Windows 10でTFTPクライアントを使う

ネットワーク機器を触っていると、configやfirmwareのアップロードやダウンロードにTFTPを使うシーンは少なからずありますが、Windows 10では初期状態でTFTPクライアントが無効になっているので、その有効化の方法と使い方をメモしておきます。

TFTP Clientの有効化

「コントロールパネル」→「プログラム」→「プログラムと機能」→「Windowsの機能の有効化または無効化」を開きます。

「TFTP Client」が初期状態では未チェックになっているので、チェックして「OK」をクリックします。これでTFTP Clientを使えるようになります。

ファイアウォールの変更

通常はクライアントソフトからの通信に関してはファイアウォールの変更は不要ですが、TFTP Clientについてはファイアウォールの変更が必要です。Wikiの Trivial File Transfer Protocolの説明がありますが、TFTP Serverへのアクセスには、当初宛先ポートとしてUDP 69が固定でつかわれるものの、戻りのパケットはTFTPサーバーは送信元ポートとしてUDP 69を使わず他のUDPポートを使います。例えば以下のようになります。

通信 送信元ポート 送信先ポート
(1) Win10 → TFTPサーバー (接続要求) 64987 69
(2) TFTPサーバー → Win10 (応答) 33248 64987
(3) Win10 → TFTPサーバー (データの送信) 64987 33248

(1)と(2)でポートのペアが変わっていますが、このように同じポートからパケットが戻ってこないケースでは、ファイアウォールでパケットは破棄されてしまいます。よって以下の手順で、TFTP Clientの通信を許可するようにファイアウォールの設定を変更します。



これで、Win10からTFTP Clientを使ってファイルのアップロードやダウンロードが出来るようになります。

TFTP Clientの使い方

コマンドプロンプトを立ち上げて、コマンドで操作します。例えばIPアドレスが192.168.4.59のTFTPサーバーにD:\hoge.tarをアップロードするときは以下となります。

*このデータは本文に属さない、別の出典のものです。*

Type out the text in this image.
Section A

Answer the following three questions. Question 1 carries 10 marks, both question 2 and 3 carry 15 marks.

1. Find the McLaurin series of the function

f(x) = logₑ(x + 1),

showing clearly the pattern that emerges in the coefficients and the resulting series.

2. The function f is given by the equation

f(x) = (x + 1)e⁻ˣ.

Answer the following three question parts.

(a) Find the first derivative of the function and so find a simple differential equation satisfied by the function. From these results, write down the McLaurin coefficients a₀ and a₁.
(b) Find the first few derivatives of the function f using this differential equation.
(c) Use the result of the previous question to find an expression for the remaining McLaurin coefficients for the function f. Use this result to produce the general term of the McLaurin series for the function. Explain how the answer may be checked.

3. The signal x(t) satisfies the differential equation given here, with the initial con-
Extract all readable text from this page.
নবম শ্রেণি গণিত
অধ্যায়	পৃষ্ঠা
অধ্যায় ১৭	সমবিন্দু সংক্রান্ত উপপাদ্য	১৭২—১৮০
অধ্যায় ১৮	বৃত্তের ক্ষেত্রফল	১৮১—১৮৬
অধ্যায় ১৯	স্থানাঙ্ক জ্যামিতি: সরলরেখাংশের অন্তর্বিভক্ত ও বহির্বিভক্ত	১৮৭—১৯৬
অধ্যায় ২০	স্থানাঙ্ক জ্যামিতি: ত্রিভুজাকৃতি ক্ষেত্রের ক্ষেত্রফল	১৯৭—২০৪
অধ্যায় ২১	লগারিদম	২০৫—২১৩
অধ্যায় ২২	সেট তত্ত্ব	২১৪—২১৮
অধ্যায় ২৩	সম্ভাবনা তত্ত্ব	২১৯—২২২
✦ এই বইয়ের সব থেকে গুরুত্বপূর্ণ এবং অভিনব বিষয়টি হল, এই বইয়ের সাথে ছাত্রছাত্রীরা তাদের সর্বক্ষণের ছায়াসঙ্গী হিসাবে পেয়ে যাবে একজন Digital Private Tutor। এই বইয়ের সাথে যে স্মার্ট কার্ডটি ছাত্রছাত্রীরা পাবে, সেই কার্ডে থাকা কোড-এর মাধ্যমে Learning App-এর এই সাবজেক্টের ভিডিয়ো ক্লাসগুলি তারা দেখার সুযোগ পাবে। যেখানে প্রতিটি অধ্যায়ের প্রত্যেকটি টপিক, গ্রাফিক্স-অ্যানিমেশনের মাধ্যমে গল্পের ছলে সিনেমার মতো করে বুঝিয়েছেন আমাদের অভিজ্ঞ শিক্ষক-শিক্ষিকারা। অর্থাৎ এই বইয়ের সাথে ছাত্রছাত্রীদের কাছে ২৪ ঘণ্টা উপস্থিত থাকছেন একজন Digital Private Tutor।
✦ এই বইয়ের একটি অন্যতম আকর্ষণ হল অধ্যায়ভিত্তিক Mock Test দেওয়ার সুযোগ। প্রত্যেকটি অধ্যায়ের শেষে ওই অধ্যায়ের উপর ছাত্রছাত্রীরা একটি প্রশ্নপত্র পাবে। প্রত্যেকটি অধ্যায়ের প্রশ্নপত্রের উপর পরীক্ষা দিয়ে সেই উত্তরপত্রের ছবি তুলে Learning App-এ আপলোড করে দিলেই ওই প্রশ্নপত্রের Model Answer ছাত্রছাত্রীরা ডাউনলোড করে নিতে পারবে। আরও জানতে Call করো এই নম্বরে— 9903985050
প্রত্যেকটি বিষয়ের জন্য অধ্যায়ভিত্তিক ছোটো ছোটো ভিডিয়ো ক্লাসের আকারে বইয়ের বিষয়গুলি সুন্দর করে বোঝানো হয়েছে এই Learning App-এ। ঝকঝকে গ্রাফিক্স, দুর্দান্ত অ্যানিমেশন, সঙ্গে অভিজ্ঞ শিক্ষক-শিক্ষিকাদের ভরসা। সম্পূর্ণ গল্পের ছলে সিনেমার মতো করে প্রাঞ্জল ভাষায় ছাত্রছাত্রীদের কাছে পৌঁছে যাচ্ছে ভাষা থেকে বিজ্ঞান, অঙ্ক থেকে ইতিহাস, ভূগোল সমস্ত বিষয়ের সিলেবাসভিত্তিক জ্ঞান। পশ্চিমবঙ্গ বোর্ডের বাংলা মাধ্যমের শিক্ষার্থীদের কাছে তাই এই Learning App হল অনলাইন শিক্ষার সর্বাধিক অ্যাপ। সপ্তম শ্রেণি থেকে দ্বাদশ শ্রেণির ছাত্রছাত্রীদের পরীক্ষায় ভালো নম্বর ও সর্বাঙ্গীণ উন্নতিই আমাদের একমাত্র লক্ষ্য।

> tftp -i 192.168.4.59 put d:\hoge.tar

32MBの制限

Windows標準のTFTP Clientを使っていて、TFTP Serverによっては32MBまでのファイルしか転送できないことがありました。具体的にどのケースでOKでどのケースでダメなのか、私が調べた限りでは以下となります。

TFTP Server 32MB以上のファイル
tftpd-hpa 5.2 (Debian9 / Raspberry Pi)
tftp-server-5.2-22 (CentOS7)
MikroTik Router OS 6.44.3 × (ダウンロードは〇)

Wikiでも説明されているように、TFTPでは標準で512byteづつ転送する仕様になっています。最大65535ブロックまで送れるので、512byte/ブロック x 65535ブロック = 約32MBまで転送可能です。ただし、roll over機能に対応している場合には、65535の後0に戻ることが出来るので、32MB以上も転送可能です。Router OSもroll overに対応しているのですが、私が試した限りはRouter OSからのダウンロードについては32MB以上でもOKでしたが、Router OSへのアップロードは32MB以上だと成功しませんでした。Router OSのバグですかね?

なお、ここに掲載されているWindows用のTFTPクライアントを使うことで、MikroTik Router OSのTFTP Serverにも32MB超のファイルをアップロードすることが出来ました(当該ソフトのファイアウォールの許可は必要です)。

> tftp.exe -i -b65000 192.168.41.61 put d:\hoge.tar

ここに掲載されているTFTP Clientは-bオプションでブロックサイズが指定可能なので(デフォルトだと512byteであり、x65535ブロック=32MBが上限となる)、これを65000byteと大きい値とすればOKです(ただし1パケットが65000バイト超となるので、MTU1500の環境下ではフラグメントが発生します)。